Common practice uses a 1% (100 basis point) shock, though 0.5% or 0.1% are also valid depending on your precision requirements and market conditions. A larger shock may better capture non-linearity but assumes the relationship remains stable over wider ranges. A smaller shock is more precise for small moves but may be sensitive to rounding. Use the differential that matches your intended holding period and the volatility you expect in yields.

Can convexity alone predict bond price movements?

No. Convexity works best as part of a broader framework. The approximation assumes a parallel yield shift, ignoring credit spread changes, liquidity dry-ups, and curve reshaping. In normal markets with small yield moves, duration plus convexity gives a good estimate. In stressed conditions—credit crises, flight-to-quality rallies, or policy shocks—actual prices often diverge. Always use convexity alongside stress testing, scenario analysis, and credit fundamentals.
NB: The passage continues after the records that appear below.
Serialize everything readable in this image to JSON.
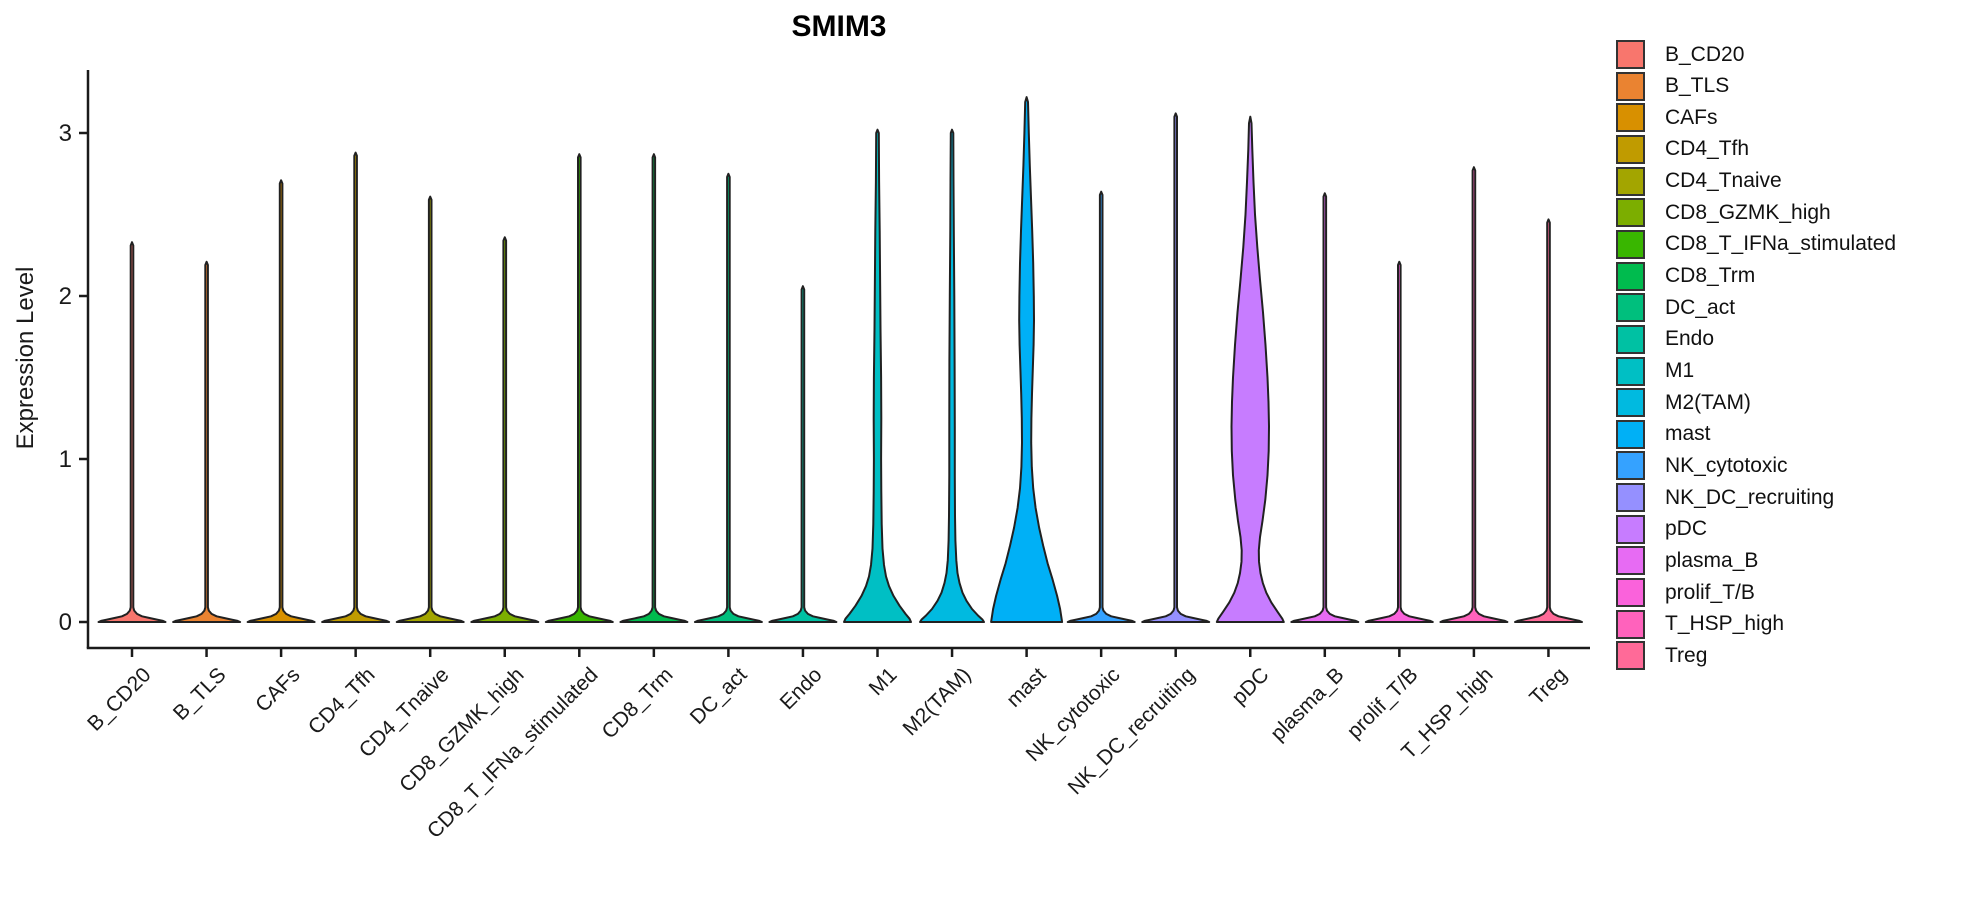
{
  "chart_data": {
    "type": "violin",
    "title": "SMIM3",
    "ylabel": "Expression Level",
    "xlabel": "",
    "yticks": [
      0,
      1,
      2,
      3
    ],
    "ylim": [
      -0.17,
      3.39
    ],
    "grid": false,
    "legend_position": "right",
    "categories": [
      "B_CD20",
      "B_TLS",
      "CAFs",
      "CD4_Tfh",
      "CD4_Tnaive",
      "CD8_GZMK_high",
      "CD8_T_IFNa_stimulated",
      "CD8_Trm",
      "DC_act",
      "Endo",
      "M1",
      "M2(TAM)",
      "mast",
      "NK_cytotoxic",
      "NK_DC_recruiting",
      "pDC",
      "plasma_B",
      "prolif_T/B",
      "T_HSP_high",
      "Treg"
    ],
    "series": [
      {
        "name": "B_CD20",
        "color": "#F8766D",
        "max_expression": 2.33,
        "shape": "spike"
      },
      {
        "name": "B_TLS",
        "color": "#EA8331",
        "max_expression": 2.21,
        "shape": "spike"
      },
      {
        "name": "CAFs",
        "color": "#D89000",
        "max_expression": 2.71,
        "shape": "spike"
      },
      {
        "name": "CD4_Tfh",
        "color": "#C09B00",
        "max_expression": 2.88,
        "shape": "spike"
      },
      {
        "name": "CD4_Tnaive",
        "color": "#A3A500",
        "max_expression": 2.61,
        "shape": "spike"
      },
      {
        "name": "CD8_GZMK_high",
        "color": "#7CAE00",
        "max_expression": 2.36,
        "shape": "spike"
      },
      {
        "name": "CD8_T_IFNa_stimulated",
        "color": "#39B600",
        "max_expression": 2.87,
        "shape": "spike"
      },
      {
        "name": "CD8_Trm",
        "color": "#00BB4E",
        "max_expression": 2.87,
        "shape": "spike"
      },
      {
        "name": "DC_act",
        "color": "#00BF7D",
        "max_expression": 2.75,
        "shape": "spike"
      },
      {
        "name": "Endo",
        "color": "#00C1A3",
        "max_expression": 2.06,
        "shape": "spike"
      },
      {
        "name": "M1",
        "color": "#00BFC4",
        "max_expression": 3.02,
        "shape": "body",
        "profile": [
          [
            3.02,
            0
          ],
          [
            3.0,
            1.3
          ],
          [
            2.7,
            1.6
          ],
          [
            2.4,
            2.2
          ],
          [
            2.1,
            2.6
          ],
          [
            1.8,
            3.0
          ],
          [
            1.5,
            3.6
          ],
          [
            1.25,
            3.8
          ],
          [
            1.0,
            3.6
          ],
          [
            0.8,
            3.8
          ],
          [
            0.6,
            4.2
          ],
          [
            0.45,
            5.0
          ],
          [
            0.35,
            6.5
          ],
          [
            0.28,
            8.5
          ],
          [
            0.22,
            11.5
          ],
          [
            0.16,
            16
          ],
          [
            0.1,
            22
          ],
          [
            0.05,
            28
          ],
          [
            0.02,
            32
          ],
          [
            0,
            33.5
          ]
        ]
      },
      {
        "name": "M2(TAM)",
        "color": "#00BAE0",
        "max_expression": 3.02,
        "shape": "body",
        "profile": [
          [
            3.02,
            0
          ],
          [
            3.0,
            1.3
          ],
          [
            2.7,
            1.5
          ],
          [
            2.4,
            1.8
          ],
          [
            2.0,
            2.2
          ],
          [
            1.6,
            2.6
          ],
          [
            1.2,
            2.8
          ],
          [
            0.9,
            2.8
          ],
          [
            0.65,
            3.0
          ],
          [
            0.5,
            3.4
          ],
          [
            0.38,
            4.2
          ],
          [
            0.3,
            5.5
          ],
          [
            0.24,
            7.5
          ],
          [
            0.18,
            10.5
          ],
          [
            0.13,
            14.5
          ],
          [
            0.08,
            20
          ],
          [
            0.04,
            26
          ],
          [
            0.015,
            30.5
          ],
          [
            0,
            32
          ]
        ]
      },
      {
        "name": "mast",
        "color": "#00B0F6",
        "max_expression": 3.22,
        "shape": "body",
        "profile": [
          [
            3.22,
            0
          ],
          [
            3.19,
            1.4
          ],
          [
            3.0,
            2.2
          ],
          [
            2.8,
            3.2
          ],
          [
            2.6,
            4.4
          ],
          [
            2.4,
            5.6
          ],
          [
            2.2,
            6.6
          ],
          [
            2.0,
            7.2
          ],
          [
            1.85,
            7.4
          ],
          [
            1.7,
            7.0
          ],
          [
            1.55,
            6.2
          ],
          [
            1.4,
            5.4
          ],
          [
            1.25,
            4.8
          ],
          [
            1.1,
            4.6
          ],
          [
            0.95,
            5.2
          ],
          [
            0.82,
            6.6
          ],
          [
            0.7,
            9.0
          ],
          [
            0.58,
            12.5
          ],
          [
            0.47,
            16.5
          ],
          [
            0.36,
            21
          ],
          [
            0.26,
            26
          ],
          [
            0.16,
            30.5
          ],
          [
            0.08,
            33.5
          ],
          [
            0,
            35.5
          ]
        ]
      },
      {
        "name": "NK_cytotoxic",
        "color": "#35A2FF",
        "max_expression": 2.64,
        "shape": "spike"
      },
      {
        "name": "NK_DC_recruiting",
        "color": "#9590FF",
        "max_expression": 3.12,
        "shape": "spike"
      },
      {
        "name": "pDC",
        "color": "#C77CFF",
        "max_expression": 3.1,
        "shape": "body",
        "profile": [
          [
            3.1,
            0
          ],
          [
            3.06,
            1.3
          ],
          [
            2.9,
            2.0
          ],
          [
            2.7,
            3.2
          ],
          [
            2.5,
            4.8
          ],
          [
            2.3,
            7.0
          ],
          [
            2.1,
            9.8
          ],
          [
            1.9,
            12.8
          ],
          [
            1.7,
            15.2
          ],
          [
            1.5,
            17.2
          ],
          [
            1.35,
            18.3
          ],
          [
            1.2,
            18.8
          ],
          [
            1.05,
            18.4
          ],
          [
            0.9,
            17.2
          ],
          [
            0.75,
            15.0
          ],
          [
            0.62,
            12.2
          ],
          [
            0.52,
            9.8
          ],
          [
            0.44,
            8.6
          ],
          [
            0.37,
            8.8
          ],
          [
            0.3,
            10.2
          ],
          [
            0.24,
            12.5
          ],
          [
            0.18,
            16
          ],
          [
            0.12,
            21
          ],
          [
            0.06,
            27.5
          ],
          [
            0.02,
            32
          ],
          [
            0,
            33.5
          ]
        ]
      },
      {
        "name": "plasma_B",
        "color": "#E76BF3",
        "max_expression": 2.63,
        "shape": "spike"
      },
      {
        "name": "prolif_T/B",
        "color": "#FA62DB",
        "max_expression": 2.21,
        "shape": "spike"
      },
      {
        "name": "T_HSP_high",
        "color": "#FF62BC",
        "max_expression": 2.79,
        "shape": "spike"
      },
      {
        "name": "Treg",
        "color": "#FF6A98",
        "max_expression": 2.47,
        "shape": "spike"
      }
    ],
    "legend": [
      "B_CD20",
      "B_TLS",
      "CAFs",
      "CD4_Tfh",
      "CD4_Tnaive",
      "CD8_GZMK_high",
      "CD8_T_IFNa_stimulated",
      "CD8_Trm",
      "DC_act",
      "Endo",
      "M1",
      "M2(TAM)",
      "mast",
      "NK_cytotoxic",
      "NK_DC_recruiting",
      "pDC",
      "plasma_B",
      "prolif_T/B",
      "T_HSP_high",
      "Treg"
    ],
    "axis_color": "#1a1a1a",
    "violin_outline_color": "#212121"
  }
}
How do you interpret a convexity value of 75?

A convexity of 75 means that for every 1% change in yield, the convexity effect adds approximately 0.75 × (1%)² = 0.0075 or 0.75% to your duration-based price estimate. If duration is 7 and yields rise 2%, duration predicts a −14% price move; convexity adds back roughly 0.75 × 4 = 3%, so the actual move is closer to −11%. Higher convexity amplifies this correction, making it especially important for large or volatile moves.

Should I use effective convexity or modified convexity?

Effective convexity is the standard for bonds with embedded options because it reflects actual price changes when yields shift, accounting for any embedded option behaviour. Modified convexity, derived from the bond's yield curve and maturity, works well for vanilla (non-callable) bonds but misses the options' effects. For callable, putable, or convertible bonds, always use effective convexity.